Space Talks is an awareness campaign run by ESA and partners in Member States to discuss what benefits space brings to European citizens and how it is crucial for all of our futures.
In this year’s campaign, some talks highlighted the importance of past achievements in the space adventure and the inspiration they brought to the public, in particular the Apollo missions and the celebration of the 50th anniversary of the first Moonlanding.
Since the launch of Space Talks on same day as the Apollo anniversary, 21 July 2019, more than 46 000 people visited the Space Talks web site to find events near them. Space Talks organisers were very creative, with over 180 talks given on diverse topics such as Earth observation, astronautics, new technologies, biology and art.
For example, the Atmosphere festival, in Courbevoie, France, featured Space Talks on sustainable development, science and societal issues and how we should relate to other forms of life in the Universe.
Amazingly, talks were organised not only in Europe, but also far beyond, in locations such as Brazil, Mexico and New Zealand, proving once again, that space interests all people living on Earth, without borders.
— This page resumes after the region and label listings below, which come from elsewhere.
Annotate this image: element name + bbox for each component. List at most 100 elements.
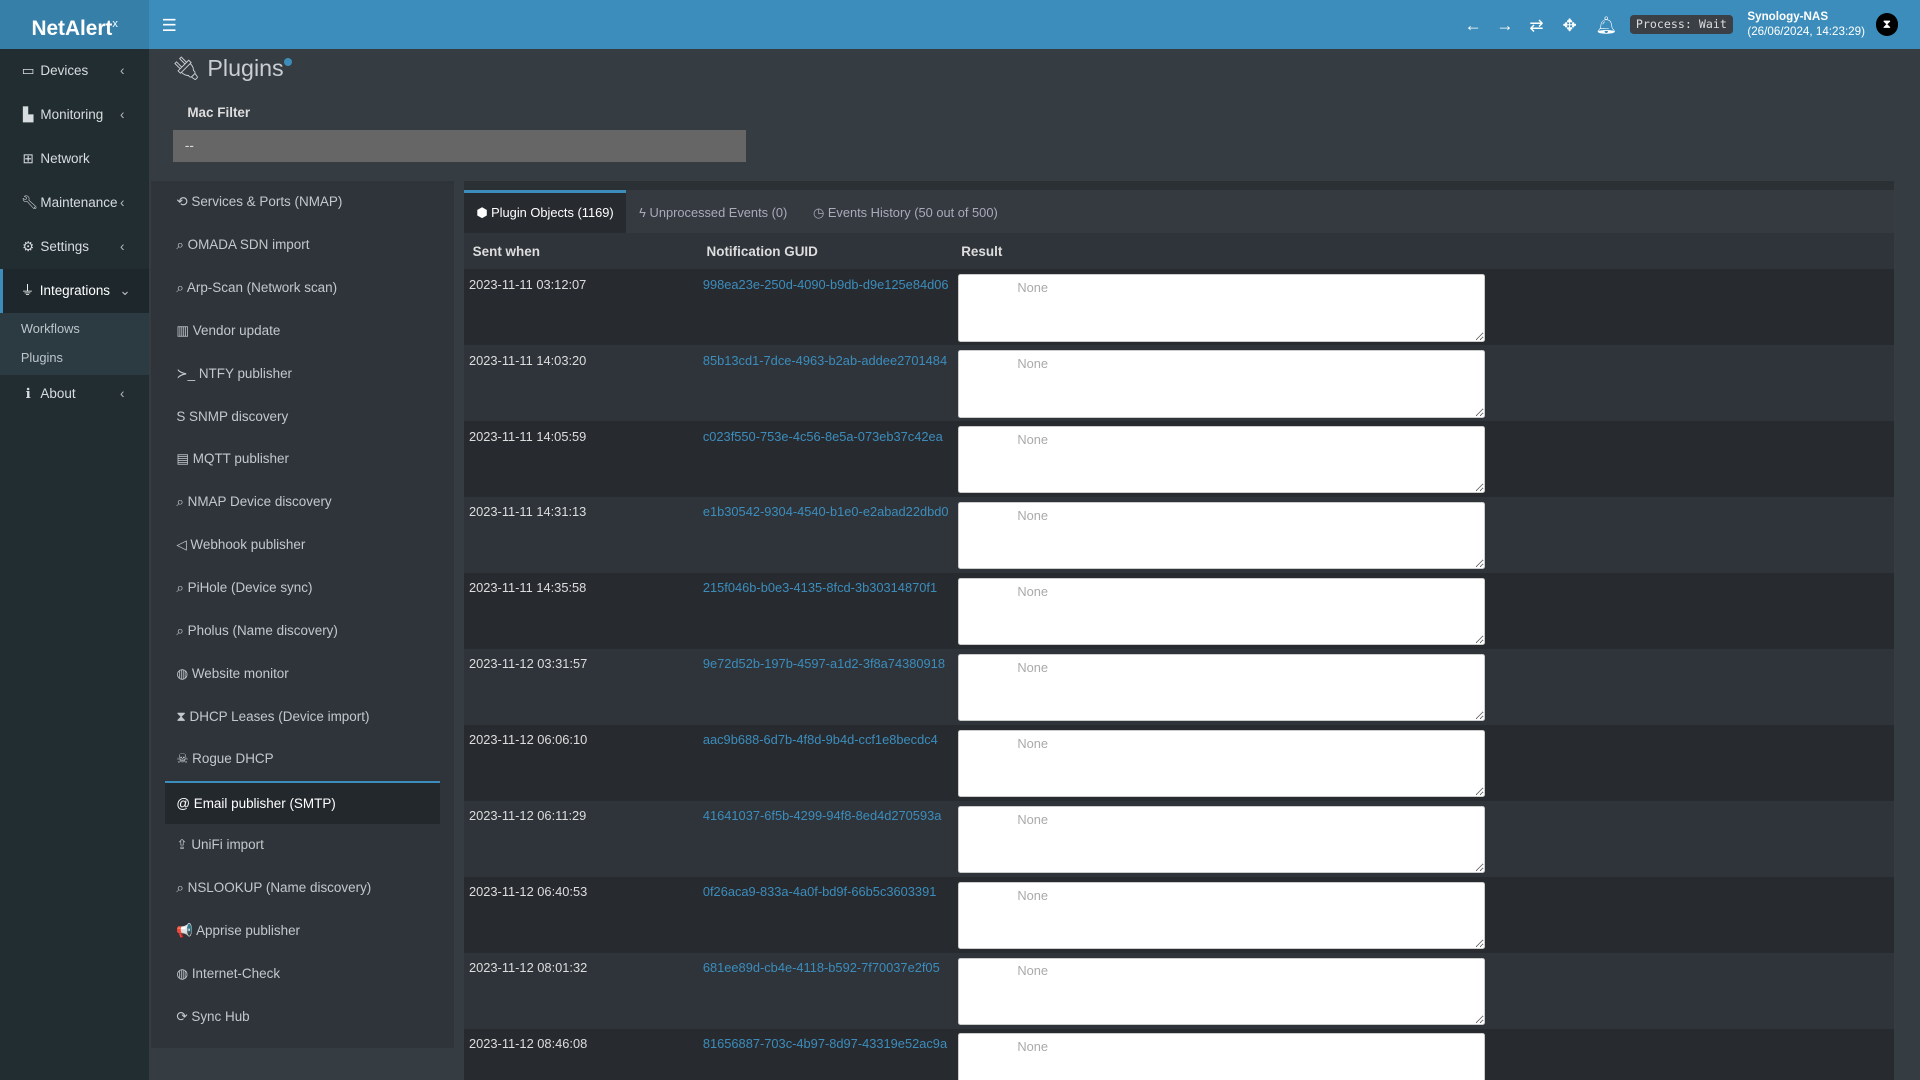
result-textarea[interactable]: None <box>957 274 1486 342</box>
guid-link[interactable]: e1b30542-9304-4540-b1e0-e2abad22dbd0 <box>702 504 949 520</box>
tab-unprocessed-events[interactable]: ϟ Unprocessed Events (0) <box>627 190 800 233</box>
plugin-list-item[interactable]: ◍ Website monitor <box>165 653 439 696</box>
sidebar-item-devices[interactable]: ▭ Devices ‹ <box>0 49 149 93</box>
back-arrow-icon[interactable]: ← <box>1464 14 1482 35</box>
plugin-list-item[interactable]: ◁ Webhook publisher <box>165 524 439 567</box>
plugin-list-item[interactable]: ⌕ Pholus (Name discovery) <box>165 610 439 653</box>
plugin-label: Vendor update <box>192 322 281 338</box>
tab-plugin-objects[interactable]: ⬢ Plugin Objects (1169) <box>464 189 626 236</box>
sidebar-item-about[interactable]: ℹ About ‹ <box>0 372 149 416</box>
result-textarea[interactable]: None <box>957 426 1486 494</box>
plugin-list-item[interactable]: S SNMP discovery <box>165 396 439 439</box>
plugin-list-item[interactable]: ⇪ UniFi import <box>165 824 439 867</box>
plugin-list-item[interactable]: ⌕ NSLOOKUP (Name discovery) <box>165 867 439 910</box>
result-textarea[interactable]: None <box>957 881 1486 949</box>
plugin-label: Pholus (Name discovery) <box>187 622 338 638</box>
result-textarea[interactable]: None <box>957 957 1486 1025</box>
sidebar-item-settings[interactable]: ⚙ Settings ‹ <box>0 225 149 269</box>
sidebar-item-label: Settings <box>40 239 90 255</box>
submenu-item-plugins[interactable]: Plugins <box>20 350 63 366</box>
plugin-list-item[interactable]: ⌕ PiHole (Device sync) <box>165 567 439 610</box>
cube-icon: ⬢ <box>476 204 488 220</box>
plugin-list-item[interactable]: ⌕ NMAP Device discovery <box>165 481 439 524</box>
avatar[interactable]: ⧗ <box>1875 13 1898 36</box>
table-header: Sent when Notification GUID Result <box>464 232 1895 270</box>
guid-link[interactable]: 81656887-703c-4b97-8d97-43319e52ac9a <box>702 1035 948 1051</box>
tab-events-history[interactable]: ◷ Events History (50 out of 500) <box>801 190 1010 233</box>
sidebar-item-monitoring[interactable]: ▙ Monitoring ‹ <box>0 93 149 137</box>
plugin-list-item[interactable]: ⟳ Sync Hub <box>165 996 439 1039</box>
guid-link[interactable]: 9e72d52b-197b-4597-a1d2-3f8a74380918 <box>702 656 945 672</box>
bell-icon[interactable]: 🔔︎ <box>1595 14 1618 35</box>
guid-link[interactable]: aac9b688-6d7b-4f8d-9b4d-ccf1e8becdc4 <box>702 732 938 748</box>
column-header-result[interactable]: Result <box>961 243 1003 259</box>
sidebar-item-maintenance[interactable]: 🔧︎ Maintenance ‹ <box>0 181 149 225</box>
submenu-item-workflows[interactable]: Workflows <box>20 320 80 336</box>
guid-link[interactable]: 0f26aca9-833a-4a0f-bd9f-66b5c3603391 <box>702 884 937 900</box>
column-header-sent-when[interactable]: Sent when <box>472 243 540 259</box>
mac-filter-label: Mac Filter <box>187 105 251 121</box>
plugin-list-item[interactable]: ⟲ Services & Ports (NMAP) <box>165 181 439 224</box>
guid-link[interactable]: 85b13cd1-7dce-4963-b2ab-addee2701484 <box>702 352 948 368</box>
forward-arrow-icon[interactable]: → <box>1496 14 1514 35</box>
guid-link[interactable]: c023f550-753e-4c56-8e5a-073eb37c42ea <box>702 428 943 444</box>
sent-when-cell: 2023-11-11 14:31:13 <box>468 504 587 520</box>
sidebar-item-network[interactable]: ⊞ Network <box>0 137 149 181</box>
plugin-list-item[interactable]: ⌕ OMADA SDN import <box>165 224 439 267</box>
help-icon[interactable] <box>283 57 293 67</box>
plugin-list-item[interactable]: ⧗ DHCP Leases (Device import) <box>165 696 439 739</box>
app-logo[interactable]: NetAlertx <box>0 0 150 49</box>
sidebar-item-integrations[interactable]: ⏚ Integrations ⌄ <box>0 269 149 314</box>
info-icon: ℹ <box>25 386 31 402</box>
plugin-label: Apprise publisher <box>196 922 301 938</box>
hamburger-menu-icon[interactable]: ☰ <box>161 14 177 35</box>
plugin-label: Sync Hub <box>191 1008 250 1024</box>
host-time: (26/06/2024, 14:23:29) <box>1747 25 1865 39</box>
guid-link[interactable]: 998ea23e-250d-4090-b9db-d9e125e84d06 <box>702 276 949 292</box>
reload-icon[interactable]: ⇄ <box>1529 14 1544 35</box>
chart-icon: ▙ <box>22 107 34 123</box>
move-icon[interactable]: ✥ <box>1562 14 1577 35</box>
table-row: 2023-11-12 06:06:10 aac9b688-6d7b-4f8d-9b… <box>464 724 1895 801</box>
plugin-list-item[interactable]: ▤ MQTT publisher <box>165 438 439 481</box>
plugin-label: NSLOOKUP (Name discovery) <box>187 879 372 895</box>
plugin-icon: ⌕ <box>176 879 184 895</box>
gear-icon: ⚙ <box>22 239 35 255</box>
plugin-list-item[interactable]: @ Email publisher (SMTP) <box>165 781 440 825</box>
plugin-icon: @ <box>176 796 190 812</box>
result-textarea[interactable]: None <box>957 805 1486 874</box>
result-textarea[interactable]: None <box>957 1033 1486 1080</box>
mac-filter-input[interactable] <box>172 129 746 162</box>
plugin-list-item[interactable]: ◍ Internet-Check <box>165 953 439 996</box>
plugin-icon: ◍ <box>176 965 189 981</box>
guid-link[interactable]: 41641037-6f5b-4299-94f8-8ed4d270593a <box>702 808 942 824</box>
chevron-left-icon: ‹ <box>120 386 125 402</box>
plugin-icon: ⧗ <box>176 708 186 724</box>
logo-text: NetAlert <box>31 16 113 40</box>
plug-icon: ⏚ <box>20 283 35 299</box>
chevron-left-icon: ‹ <box>120 195 125 211</box>
sent-when-cell: 2023-11-11 14:03:20 <box>468 352 587 368</box>
table-row: 2023-11-11 14:35:58 215f046b-b0e3-4135-8f… <box>464 573 1895 649</box>
sent-when-cell: 2023-11-11 03:12:07 <box>468 276 587 292</box>
result-textarea[interactable]: None <box>957 653 1486 722</box>
table-row: 2023-11-12 06:11:29 41641037-6f5b-4299-94… <box>464 800 1895 877</box>
result-textarea[interactable]: None <box>957 502 1486 570</box>
plugin-list-item[interactable]: ≻_ NTFY publisher <box>165 353 439 396</box>
column-header-guid[interactable]: Notification GUID <box>706 243 818 259</box>
plugin-list: ⟲ Services & Ports (NMAP) ⌕ OMADA SDN imp… <box>150 181 455 1049</box>
plugin-icon: ◍ <box>176 665 189 681</box>
plugin-list-item[interactable]: ☠ Rogue DHCP <box>165 738 439 781</box>
result-textarea[interactable]: None <box>957 350 1486 418</box>
sidebar-item-label: Devices <box>40 62 89 78</box>
plugin-list-item[interactable]: ⌕ Arp-Scan (Network scan) <box>165 267 439 310</box>
page-title: 🔌︎ Plugins <box>171 54 293 82</box>
guid-link[interactable]: 681ee89d-cb4e-4118-b592-7f70037e2f05 <box>702 959 940 975</box>
result-textarea[interactable]: None <box>957 729 1486 798</box>
plugin-label: Webhook publisher <box>190 537 306 553</box>
plugin-label: MQTT publisher <box>192 451 289 467</box>
guid-link[interactable]: 215f046b-b0e3-4135-8fcd-3b30314870f1 <box>702 580 938 596</box>
plugin-list-item[interactable]: ▥ Vendor update <box>165 310 439 353</box>
plugin-list-item[interactable]: 📢 Apprise publisher <box>165 910 439 953</box>
result-textarea[interactable]: None <box>957 577 1486 646</box>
One of the biggest Space Talks was held in October, when 2700 university students from all across Europe joined online with ESA astronauts Thomas Pesquet and Claudie Haigneré in Paris to talk about the future of Europe and how space will contribute. ESA astronaut Luca Parmitano connected to this chat live from the International Space Station to bring his experience to the students.
ESA Director General Jan Wörner also joined the event and spoke about the importance of hearing what the students had to say, adding “You are the future space players who will make our dreams and expectations a reality, through new programmes and activities that will respond to upcoming challenges for humankind and for the planet.”
The vision of this next generation will be shared at Space19+, the ESA Ministerial Council, to help prepare Europe for its future in space.
Inspirational, innovative and international, these European Space Talks have touched many people, demonstrating that space is not just for rocket scientists or engineers, but can involve us all.